The benefit of this configuration is that from the outside, i.e., seen from the SDK, there is only a single TSM. Also, the replication can be scaled up/down at each MPC node independently of how the other MPC nodes are scaled.

The following example shows a setup with a TSM consisting of three MPC nodes. Node 1 is configured with two node instances, and TSM Node 2 is configured with three node instances. Node 3 runs in the standard configuration, with a single node instance.

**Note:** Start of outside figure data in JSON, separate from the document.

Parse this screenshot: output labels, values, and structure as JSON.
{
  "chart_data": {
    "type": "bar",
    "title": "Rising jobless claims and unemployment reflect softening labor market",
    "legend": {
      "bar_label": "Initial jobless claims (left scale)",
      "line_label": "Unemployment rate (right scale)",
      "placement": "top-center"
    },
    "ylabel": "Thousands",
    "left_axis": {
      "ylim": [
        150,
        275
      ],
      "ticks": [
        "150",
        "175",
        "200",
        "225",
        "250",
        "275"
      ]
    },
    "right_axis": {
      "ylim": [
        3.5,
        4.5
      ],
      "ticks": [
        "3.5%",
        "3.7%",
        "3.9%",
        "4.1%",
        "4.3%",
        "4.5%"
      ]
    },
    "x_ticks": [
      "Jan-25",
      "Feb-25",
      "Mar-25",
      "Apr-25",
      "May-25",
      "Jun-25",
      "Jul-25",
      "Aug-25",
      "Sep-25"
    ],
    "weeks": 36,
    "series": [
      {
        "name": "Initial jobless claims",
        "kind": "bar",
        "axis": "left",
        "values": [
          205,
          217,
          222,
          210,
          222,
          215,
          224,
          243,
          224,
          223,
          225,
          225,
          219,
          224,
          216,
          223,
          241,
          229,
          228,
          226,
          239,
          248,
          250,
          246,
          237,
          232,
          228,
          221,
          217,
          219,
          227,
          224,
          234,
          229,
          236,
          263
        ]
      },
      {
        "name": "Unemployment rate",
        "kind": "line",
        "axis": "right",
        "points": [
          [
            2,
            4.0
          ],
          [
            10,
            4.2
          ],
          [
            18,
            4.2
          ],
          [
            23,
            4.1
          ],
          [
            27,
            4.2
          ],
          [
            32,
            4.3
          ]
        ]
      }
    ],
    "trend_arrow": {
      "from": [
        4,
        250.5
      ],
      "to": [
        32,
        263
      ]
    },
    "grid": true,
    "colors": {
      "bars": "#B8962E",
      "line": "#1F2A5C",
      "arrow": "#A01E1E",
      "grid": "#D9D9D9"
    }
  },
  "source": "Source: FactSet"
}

Each MPC node instance must be configured to run in "multi-instance" mode:

# This setting enables multiple instances of the same player to be placed behind a load balancer. Each instance will
# either handle sessions itself or route the traffic to other instances.
[MultiInstance]
 
  # IP address where this instance can be reached from other the instances. If not specified an auto-detected address is
  # used and this might not be the address you want if there are multiple IP addresses associated with the system.
  Address = ""
  
  # SDK port announced to the other nodes. If not specified it defaults to the SDK port from the [SDKServer] section.
  SDKPort = 0
  
  # MPC port announced to the other nodes. If not specified it defaults to the SDK port from the [MPCTCPServer] section.
  MPCPort = 0
  
  # How often should we run a cleanup job that purges old routing entries from the database.
  CleanupInterval = "5m"
  
  # Every CleanupInteval the cleanup job will run with this probability. 0 means never and 100 means always.
  CleanupProbability = 25

📘
Horizontal Scaling and Client Certificates
Horizontal scaling with direct TLS connections is not compatible with the use of client certificates for SDK authentication. In this case you need to either choose one of the other options above (replicated TSM or broker-based scaling) or one of the other options for SDK authentication.